Его одежда готова с вечера, сложена на стуле. Все в жизни он делает методично и тщательно. Ведет список деловых звонков и встреч, без задержек оплачивает счета, точно знает, кто и сколько ему должен. Ни единой минуты не теряет зря, никогда не опаздывает, все всегда делает в срок.
Джозеф вышел из ванной и, остановившись перед зеркалом, принялся расчесывать волосы на аккуратнейший прямой пробор — волосок к волоску. Чистый, выстиранный Анной рабочий комбинезон лежит вместе с шапочкой в бумажном пакете около двери. На работу он всегда ходит в костюме, даром что маляр. Нет, простого труда он не стыдится, наоборот — гордится своим мастерством и сноровкой. Но безусловно, считает этот этап в жизни промежуточным, временным. Сам себе Джозеф представляется человеком, который ходит на службу в белой рубашке с галстуком.
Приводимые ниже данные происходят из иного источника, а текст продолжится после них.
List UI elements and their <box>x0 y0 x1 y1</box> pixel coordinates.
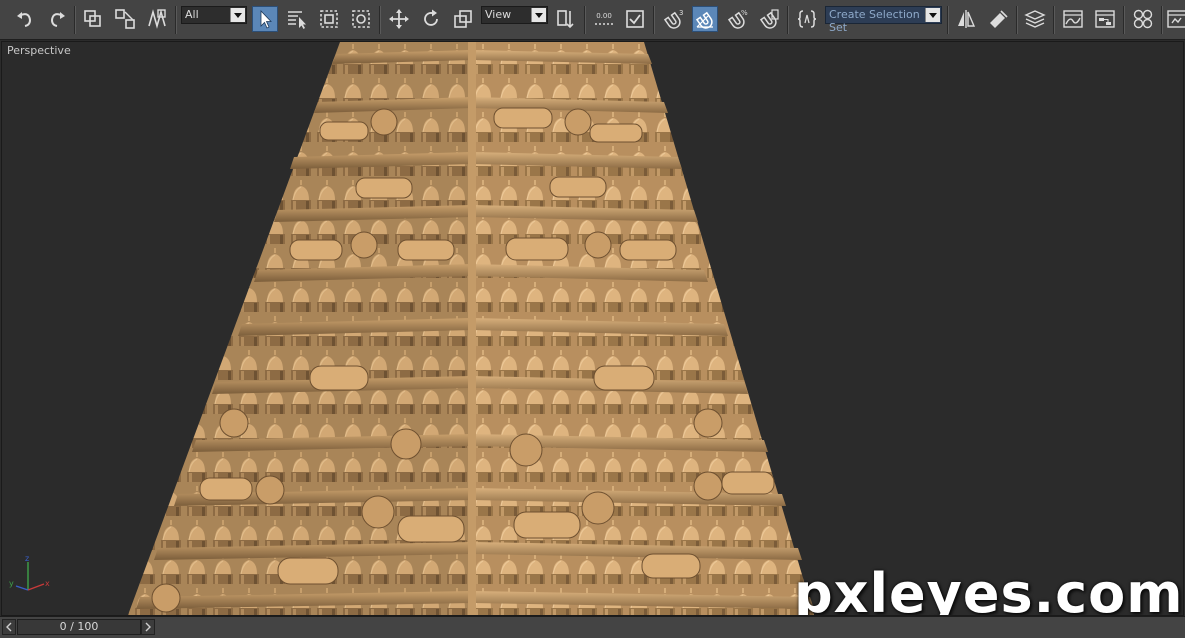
angle-snap-icon <box>695 11 713 29</box>
window-crossing-button[interactable] <box>348 6 374 32</box>
selection-filter-value: All <box>185 8 199 21</box>
select-and-link-button[interactable] <box>80 6 106 32</box>
move-icon <box>389 9 409 29</box>
chevron-right-icon <box>145 622 151 632</box>
layers-icon <box>1024 10 1046 28</box>
select-and-move-button[interactable] <box>386 6 412 32</box>
select-and-scale-button[interactable] <box>450 6 476 32</box>
viewport-label[interactable]: Perspective <box>7 44 71 57</box>
edit-named-selection-button[interactable] <box>622 6 648 32</box>
curve-editor-button[interactable] <box>1060 6 1086 32</box>
spinner-snap-icon: 0.00 <box>595 12 613 25</box>
undo-icon <box>17 12 32 27</box>
mirror-button[interactable] <box>953 6 979 32</box>
chevron-down-icon[interactable] <box>531 8 546 22</box>
material-spheres-icon <box>1133 9 1153 29</box>
selection-filter-dropdown[interactable]: All <box>181 6 247 24</box>
select-object-button[interactable] <box>252 6 278 32</box>
cursor-arrow-icon <box>260 10 272 29</box>
toolbar-separator <box>1016 6 1018 34</box>
pivot-center-icon <box>557 10 574 29</box>
spinner-magnet-icon <box>759 9 779 29</box>
schematic-view-icon <box>1095 10 1115 28</box>
mirror-icon <box>958 10 976 28</box>
material-editor-button[interactable] <box>1130 6 1156 32</box>
chevron-down-icon[interactable] <box>925 8 940 22</box>
reference-coordinate-value: View <box>485 8 512 21</box>
toolbar-separator <box>1053 6 1055 34</box>
align-icon <box>990 10 1008 28</box>
toolbar-separator <box>175 6 177 34</box>
align-button[interactable] <box>985 6 1011 32</box>
snaps-toggle-button[interactable]: 3 <box>660 6 686 32</box>
toolbar-separator <box>1123 6 1125 34</box>
render-setup-button[interactable] <box>1166 6 1185 32</box>
space-warp-icon <box>148 9 166 29</box>
next-frame-button[interactable] <box>141 619 155 635</box>
axis-y-label: y <box>9 579 14 588</box>
unlink-icon <box>115 9 135 29</box>
spinner-snap-value: 0.00 <box>596 12 612 20</box>
curve-editor-icon <box>1063 10 1083 28</box>
time-slider-bar: 0 / 100 <box>0 616 1185 638</box>
chevron-down-icon[interactable] <box>230 8 245 22</box>
watermark-text: pxleyes.com <box>794 562 1184 616</box>
axis-x-label: x <box>45 579 50 588</box>
rectangle-selection-icon <box>320 10 338 28</box>
window-crossing-icon <box>352 10 370 28</box>
layer-manager-button[interactable] <box>1022 6 1048 32</box>
scale-icon <box>454 10 472 28</box>
select-by-name-button[interactable] <box>284 6 310 32</box>
toolbar-separator <box>653 6 655 34</box>
main-toolbar: All View 0.00 3 % Create Selection Set <box>0 0 1185 40</box>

Анне всегда казалось, что Джозеф ясен и прост. Да так оно и было, она понимала его с первой встречи. Но в последнее время он ее беспокоит. Уж очень стал молчалив. Да, разумеется, болтливостью муж и прежде не отличался. Но теперь — прямо слова не вытянешь. Иногда он засыпает после ужина, сидя за столом, и Анне приходится будить его, чтобы разделся и лег в постель. Впрочем, чему ж тут удивляться, он ведь целый день на ногах…
Само по себе молчание было для нее даже благом: когда, как не вечером, почитаешь в тишине и покое? Но в молчании мужа ей чуялась скрытая причина. Она-то и беспокоила Анну.
За завтраком он сказал:
— Я прочитал ночью письмо от твоих братьев. Проснулся в час, а потом что-то не спалось…
— Хорошо, что они часто пишут.
После окончания войны от братьев стали поступать добрые вести. Дан вышел из четырех лет сражений без единой царапины. Эли отделался перебитой рукой — шрапнель попала. Локоть теперь не сгибается, но зато ее брат награжден медалью за отвагу и изрядно продвинулся на фирме, перепрыгнув, после гибели трех своих начальников, сразу через три ступени служебной лестницы.
— Как ни дико это звучит, война — если не погибнешь — может принести человеку большую пользу, — сказала Анна.
— Да уж… — Джозеф горестно вздохнул. — Солли-то как процветает!
И впрямь, кто бы мог подумать, что Солли вдруг пойдет в гору? Его хозяин сколотил капиталец на производстве штанов для армии, расширил дело и перевел Солли в филиал — сначала помощником мастера, а потом и мастером.
Левинсоны переехали в отличную — куда лучшую, чем у Джозефа с Анной, — квартиру на углу Бродвея и Девяносто восьмой улицы. Целых пять комнат!
— Я за них очень рада, — искренне сказала Анна. — Столько детей, их так тяжело растить. Хорошо, что им улыбнулась удача. Руфь шепнула мне по секрету, что Солли, на пару с кем-то, собирается открыть свое дело. Ему в конце концов удалось накопить тысячу-другую.
— Проклятая штука — удача!
— Ты что, завидуешь Солли?
— А ты как думала?! Он достойный человек — ты знаешь, я всегда его любил и ценил, — но, видит Бог, он не семи пядей во лбу! Самый обыкновенный трудяга — и на тебе! Обскакал меня, обскакал вчистую! Что, я не вправе завидовать?
— Джозеф, мы прекрасно живем, — сказала Анна, но попытка утешить разъярила его еще больше.
— Прекрасно?! — Он хлопнул рукой по столу. — Мне двадцать восемь лет! Не успеешь оглянуться — тридцать! А я ничего не достиг! Я ноль, понимаешь, ноль! И живу в трущобе.